A report published by Reuters said that "Shares in Swiss-based computer peripherals maker Logitech International SA rose over 12 percent on Thursday amid speculation Microsoft Corp would launch a takeover bid, traders said."
If the acquisition did indeed taket place, this will make Microsoft the biggest peripheral manufacturer in the world although there might still be anti competition obstacles to clear before.
At nearly GBP 4 billion pound, a purchase of Logitech would be substantial even for a company like Microsoft and would make it the most important acquisition in the company's history.
"A Microsoft bid for Logitech would be hard to justify for both competition and strategy reasons, a source familiar and several independent lawyers" told the Financial Times.
The Swiss firm co-founder and chief shareholder was adamant though that Logitech would not be sold to Microsoft; "I am a co-founder of Logitech. Would you be willing to sell your child?" Daniel Borel told Reuters.

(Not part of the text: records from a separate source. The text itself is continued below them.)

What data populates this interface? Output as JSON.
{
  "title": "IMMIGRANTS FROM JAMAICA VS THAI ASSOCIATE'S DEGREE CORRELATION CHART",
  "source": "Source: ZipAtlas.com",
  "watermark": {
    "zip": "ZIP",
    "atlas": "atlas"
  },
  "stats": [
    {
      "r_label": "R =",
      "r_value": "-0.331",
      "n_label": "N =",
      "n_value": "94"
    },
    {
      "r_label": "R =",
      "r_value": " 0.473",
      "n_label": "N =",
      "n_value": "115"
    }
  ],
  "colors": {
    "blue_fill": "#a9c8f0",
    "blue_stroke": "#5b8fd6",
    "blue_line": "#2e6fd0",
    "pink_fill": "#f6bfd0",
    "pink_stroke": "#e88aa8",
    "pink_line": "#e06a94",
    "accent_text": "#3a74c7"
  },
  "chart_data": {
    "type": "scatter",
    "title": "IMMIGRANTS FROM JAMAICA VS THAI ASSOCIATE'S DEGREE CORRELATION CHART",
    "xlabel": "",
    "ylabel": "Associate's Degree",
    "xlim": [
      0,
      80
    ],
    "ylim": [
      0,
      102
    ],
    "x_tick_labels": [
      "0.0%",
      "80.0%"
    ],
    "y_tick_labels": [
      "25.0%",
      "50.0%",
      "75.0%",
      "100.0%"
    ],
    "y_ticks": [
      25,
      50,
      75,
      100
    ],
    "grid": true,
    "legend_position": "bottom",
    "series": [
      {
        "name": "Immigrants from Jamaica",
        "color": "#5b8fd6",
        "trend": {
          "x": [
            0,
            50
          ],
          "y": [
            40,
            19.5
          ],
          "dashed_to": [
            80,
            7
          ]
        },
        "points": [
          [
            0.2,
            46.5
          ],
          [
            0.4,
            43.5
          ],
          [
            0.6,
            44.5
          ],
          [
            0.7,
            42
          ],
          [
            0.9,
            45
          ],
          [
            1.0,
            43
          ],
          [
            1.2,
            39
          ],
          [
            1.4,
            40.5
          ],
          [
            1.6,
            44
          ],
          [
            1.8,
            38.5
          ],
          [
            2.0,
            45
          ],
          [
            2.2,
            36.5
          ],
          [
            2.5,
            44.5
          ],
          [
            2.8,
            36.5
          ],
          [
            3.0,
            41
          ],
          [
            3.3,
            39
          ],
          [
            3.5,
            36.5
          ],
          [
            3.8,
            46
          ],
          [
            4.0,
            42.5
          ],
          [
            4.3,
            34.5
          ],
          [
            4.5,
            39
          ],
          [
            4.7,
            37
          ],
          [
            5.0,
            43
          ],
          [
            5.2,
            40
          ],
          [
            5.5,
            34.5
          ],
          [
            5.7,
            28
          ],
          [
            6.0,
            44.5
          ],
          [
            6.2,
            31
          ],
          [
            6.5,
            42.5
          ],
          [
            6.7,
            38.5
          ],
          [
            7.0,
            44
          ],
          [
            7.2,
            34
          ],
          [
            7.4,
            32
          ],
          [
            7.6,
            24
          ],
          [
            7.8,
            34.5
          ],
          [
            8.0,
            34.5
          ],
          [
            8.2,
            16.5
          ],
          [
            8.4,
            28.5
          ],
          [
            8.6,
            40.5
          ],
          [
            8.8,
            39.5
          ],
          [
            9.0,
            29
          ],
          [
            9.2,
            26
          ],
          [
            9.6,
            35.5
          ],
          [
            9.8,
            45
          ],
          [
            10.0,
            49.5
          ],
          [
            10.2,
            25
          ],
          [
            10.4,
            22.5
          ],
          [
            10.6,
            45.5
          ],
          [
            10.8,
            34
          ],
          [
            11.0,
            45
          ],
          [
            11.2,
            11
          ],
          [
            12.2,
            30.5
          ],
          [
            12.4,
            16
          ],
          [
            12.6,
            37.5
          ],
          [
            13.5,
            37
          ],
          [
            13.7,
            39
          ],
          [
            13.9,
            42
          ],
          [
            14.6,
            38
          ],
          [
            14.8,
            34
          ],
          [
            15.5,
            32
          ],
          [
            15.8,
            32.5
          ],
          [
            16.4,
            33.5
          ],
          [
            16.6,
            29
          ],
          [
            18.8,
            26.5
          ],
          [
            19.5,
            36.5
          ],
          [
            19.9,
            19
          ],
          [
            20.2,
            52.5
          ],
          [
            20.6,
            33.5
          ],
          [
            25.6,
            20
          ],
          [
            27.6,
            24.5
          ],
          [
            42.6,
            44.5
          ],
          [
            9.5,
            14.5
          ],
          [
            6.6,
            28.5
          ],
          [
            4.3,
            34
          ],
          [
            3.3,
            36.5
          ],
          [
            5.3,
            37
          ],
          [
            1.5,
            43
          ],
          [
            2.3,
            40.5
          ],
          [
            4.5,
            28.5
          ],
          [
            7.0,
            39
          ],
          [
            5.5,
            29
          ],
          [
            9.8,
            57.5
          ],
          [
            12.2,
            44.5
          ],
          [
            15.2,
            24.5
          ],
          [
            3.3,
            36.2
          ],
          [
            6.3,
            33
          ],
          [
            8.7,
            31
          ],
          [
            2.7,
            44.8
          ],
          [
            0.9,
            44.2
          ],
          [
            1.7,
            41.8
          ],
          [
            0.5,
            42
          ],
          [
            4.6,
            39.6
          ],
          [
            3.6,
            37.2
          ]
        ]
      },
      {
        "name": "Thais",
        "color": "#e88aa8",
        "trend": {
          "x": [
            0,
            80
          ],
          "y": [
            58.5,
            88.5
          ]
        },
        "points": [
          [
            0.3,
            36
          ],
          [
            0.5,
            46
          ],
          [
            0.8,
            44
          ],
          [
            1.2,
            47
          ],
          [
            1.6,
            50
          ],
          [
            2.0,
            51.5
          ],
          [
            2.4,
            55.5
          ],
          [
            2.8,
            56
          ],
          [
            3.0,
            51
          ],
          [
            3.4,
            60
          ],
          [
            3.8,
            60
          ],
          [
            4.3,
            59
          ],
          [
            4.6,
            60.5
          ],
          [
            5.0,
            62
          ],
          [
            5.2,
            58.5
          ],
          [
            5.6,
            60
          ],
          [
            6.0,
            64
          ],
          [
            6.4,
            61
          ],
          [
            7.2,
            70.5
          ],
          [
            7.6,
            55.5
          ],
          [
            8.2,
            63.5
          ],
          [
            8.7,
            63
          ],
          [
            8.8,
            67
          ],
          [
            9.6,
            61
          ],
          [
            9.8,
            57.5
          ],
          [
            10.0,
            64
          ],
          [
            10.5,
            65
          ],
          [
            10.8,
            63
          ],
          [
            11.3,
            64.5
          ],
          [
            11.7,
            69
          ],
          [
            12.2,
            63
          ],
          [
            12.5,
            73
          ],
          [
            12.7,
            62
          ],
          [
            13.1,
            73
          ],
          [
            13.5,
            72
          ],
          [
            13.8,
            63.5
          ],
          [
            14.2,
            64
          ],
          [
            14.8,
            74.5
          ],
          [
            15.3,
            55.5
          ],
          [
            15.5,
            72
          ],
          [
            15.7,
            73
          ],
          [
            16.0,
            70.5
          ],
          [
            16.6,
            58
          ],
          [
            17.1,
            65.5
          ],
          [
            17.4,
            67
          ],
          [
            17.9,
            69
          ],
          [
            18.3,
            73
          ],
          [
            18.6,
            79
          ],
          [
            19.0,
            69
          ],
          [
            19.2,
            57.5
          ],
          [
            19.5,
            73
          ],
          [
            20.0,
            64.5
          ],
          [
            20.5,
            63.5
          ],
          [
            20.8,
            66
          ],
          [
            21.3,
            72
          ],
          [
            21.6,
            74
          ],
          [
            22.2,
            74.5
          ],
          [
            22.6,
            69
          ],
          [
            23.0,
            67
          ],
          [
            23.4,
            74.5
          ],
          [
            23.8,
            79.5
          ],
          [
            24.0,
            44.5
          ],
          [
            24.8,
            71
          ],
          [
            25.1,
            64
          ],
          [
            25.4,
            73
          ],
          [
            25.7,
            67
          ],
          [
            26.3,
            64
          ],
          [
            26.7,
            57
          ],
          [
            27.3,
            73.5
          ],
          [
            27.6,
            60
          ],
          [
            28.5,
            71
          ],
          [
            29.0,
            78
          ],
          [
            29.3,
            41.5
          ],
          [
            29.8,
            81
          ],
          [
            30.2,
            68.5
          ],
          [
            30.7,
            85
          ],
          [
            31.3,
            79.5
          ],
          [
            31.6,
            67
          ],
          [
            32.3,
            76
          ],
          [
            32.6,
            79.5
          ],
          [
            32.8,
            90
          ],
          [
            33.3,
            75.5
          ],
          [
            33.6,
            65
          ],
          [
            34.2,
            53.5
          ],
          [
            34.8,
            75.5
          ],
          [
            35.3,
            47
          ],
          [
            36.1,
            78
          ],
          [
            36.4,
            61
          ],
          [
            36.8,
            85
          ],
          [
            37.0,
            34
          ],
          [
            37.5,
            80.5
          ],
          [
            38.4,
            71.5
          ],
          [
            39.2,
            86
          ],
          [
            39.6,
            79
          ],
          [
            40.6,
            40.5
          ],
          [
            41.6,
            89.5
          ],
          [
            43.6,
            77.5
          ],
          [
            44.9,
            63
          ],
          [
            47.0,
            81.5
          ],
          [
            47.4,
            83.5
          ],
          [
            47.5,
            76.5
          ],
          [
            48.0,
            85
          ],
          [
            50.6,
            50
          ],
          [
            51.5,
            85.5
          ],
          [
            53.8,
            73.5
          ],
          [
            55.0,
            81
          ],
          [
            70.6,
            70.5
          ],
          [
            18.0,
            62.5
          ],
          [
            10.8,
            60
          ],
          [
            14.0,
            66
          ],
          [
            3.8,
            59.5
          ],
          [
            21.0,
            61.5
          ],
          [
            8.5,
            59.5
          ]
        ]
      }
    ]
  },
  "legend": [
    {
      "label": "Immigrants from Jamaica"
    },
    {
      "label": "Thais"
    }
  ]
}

But there's another question that Microsoft has to answer. Why would a software company invest so much heavily in hardware which traditionally carries a high profit to revenue ratio (compared to software).
In the financial year ending 2007, Microsoft's Entertainment and Devices Division (EDD), which is home to the Xbox business and to Microsoft's peripherals, posted an operating loss of $1.2 billion for the fourth quarter and nearly $1.9 billion for the full year.